Here's a hand-drawn version of the lines drawing.  Once the boat is done I'll make a new version of it and various construction drawings showing all the updates and ideas incorporated during construction.
OK so I didn't clean this one up, here's part of one of my sketches, where I work out various details of Belle's construction in my mind and on paper.
So that's it for now.  I hope to have some decent drawings of the boat next time, plus some photos of various fun things like transom patterns, a glued-up stem, and a setup at least starting to come together.

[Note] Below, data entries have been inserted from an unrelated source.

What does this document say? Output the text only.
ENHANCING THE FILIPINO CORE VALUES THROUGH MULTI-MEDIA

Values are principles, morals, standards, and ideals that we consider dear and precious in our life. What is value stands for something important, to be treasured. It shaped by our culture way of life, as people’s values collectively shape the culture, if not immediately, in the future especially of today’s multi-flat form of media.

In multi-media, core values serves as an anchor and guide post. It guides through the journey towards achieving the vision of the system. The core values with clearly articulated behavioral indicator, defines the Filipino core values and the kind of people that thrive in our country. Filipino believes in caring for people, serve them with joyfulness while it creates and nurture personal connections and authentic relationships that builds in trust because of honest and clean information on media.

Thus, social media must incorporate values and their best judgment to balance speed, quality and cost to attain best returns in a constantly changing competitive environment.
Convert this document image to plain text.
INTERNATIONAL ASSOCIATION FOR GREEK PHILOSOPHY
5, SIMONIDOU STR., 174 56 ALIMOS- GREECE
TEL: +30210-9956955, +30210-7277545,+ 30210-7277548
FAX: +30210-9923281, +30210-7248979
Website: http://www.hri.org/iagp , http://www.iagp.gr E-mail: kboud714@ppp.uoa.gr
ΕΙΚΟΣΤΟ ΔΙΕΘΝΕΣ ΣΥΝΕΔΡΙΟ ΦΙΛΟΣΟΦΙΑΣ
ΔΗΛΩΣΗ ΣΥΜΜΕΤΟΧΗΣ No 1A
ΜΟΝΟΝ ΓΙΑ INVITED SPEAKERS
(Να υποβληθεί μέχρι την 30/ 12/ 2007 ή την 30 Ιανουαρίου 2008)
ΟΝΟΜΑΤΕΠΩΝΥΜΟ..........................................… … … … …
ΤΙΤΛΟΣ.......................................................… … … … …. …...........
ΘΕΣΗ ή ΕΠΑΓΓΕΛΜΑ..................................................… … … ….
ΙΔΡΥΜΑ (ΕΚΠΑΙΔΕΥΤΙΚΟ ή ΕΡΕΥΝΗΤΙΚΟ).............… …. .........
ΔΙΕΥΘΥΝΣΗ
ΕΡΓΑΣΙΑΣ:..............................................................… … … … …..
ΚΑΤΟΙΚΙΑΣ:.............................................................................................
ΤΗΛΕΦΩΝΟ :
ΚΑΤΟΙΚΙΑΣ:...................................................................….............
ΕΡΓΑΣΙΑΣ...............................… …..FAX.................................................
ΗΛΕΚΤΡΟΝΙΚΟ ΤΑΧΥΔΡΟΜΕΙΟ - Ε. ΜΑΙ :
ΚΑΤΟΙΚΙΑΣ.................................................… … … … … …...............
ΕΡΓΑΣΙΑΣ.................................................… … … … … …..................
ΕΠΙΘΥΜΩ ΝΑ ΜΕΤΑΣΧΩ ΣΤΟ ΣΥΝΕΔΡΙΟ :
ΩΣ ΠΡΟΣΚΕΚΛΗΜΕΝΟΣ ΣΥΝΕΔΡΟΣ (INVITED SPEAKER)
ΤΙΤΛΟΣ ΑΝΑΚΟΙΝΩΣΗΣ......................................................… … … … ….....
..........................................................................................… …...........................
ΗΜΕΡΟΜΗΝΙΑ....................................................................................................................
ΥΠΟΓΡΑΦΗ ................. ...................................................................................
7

By the way, if you've gotten this far and are still interested in the mysteries of lofting, Chapter 7 of Greg Rossel's Building Small Boats is excellent on the subject. (Good all-around book too.)

A little background...

I sold my last boat, a 13' Joel White Pooduck, a couple of years ago and agonized through last summer without a boat which was a horrible experience not to be repeated.  (A terrific boat, and fun to build, I really have no idea why more Pooducks haven't been built.  You see Shellbacks by the dozen all over the place, but I've never seen a Pooduck in the wild except for mine.) There are loads of used boats for sale around here (coastal Maine), so I suppose if I was sensible I would have just bought one of those and been done with it. But, alas, I build wood boats for a living in Brooklin Maine and that thought was furthest from my mind!  I am really fortunate to have an understanding boss who is letting me build my boat at his shop.  So if any of the photos look suspiciously professional, that's why.  But, I assure you, this project is all me, win lose or draw.  Over the years, in my spare time I've built Pooduck, a couple of Nutshells, a Bolger 20ft cat-yawl and, years ago, an Optimist pram, but this is the first boat I've designed for myself. So failure--or world-astonishing success!--is all mine to enjoy, gulp.  I'm hoping she'll be an interesting blend of old and new that people will find intriguing.  She'll have some "old" features like nice steam-bent coamings, but also some "new" ones as well such as modern epoxy lapstrake construction.  My main inspirations for this boat have been: myriad Bolger boats, Spartina and the lapstrake Chebacco, to name only two; the wonderful Herreshoff 12-1/2s and other classic daysailers; and Joel White's Pooduck.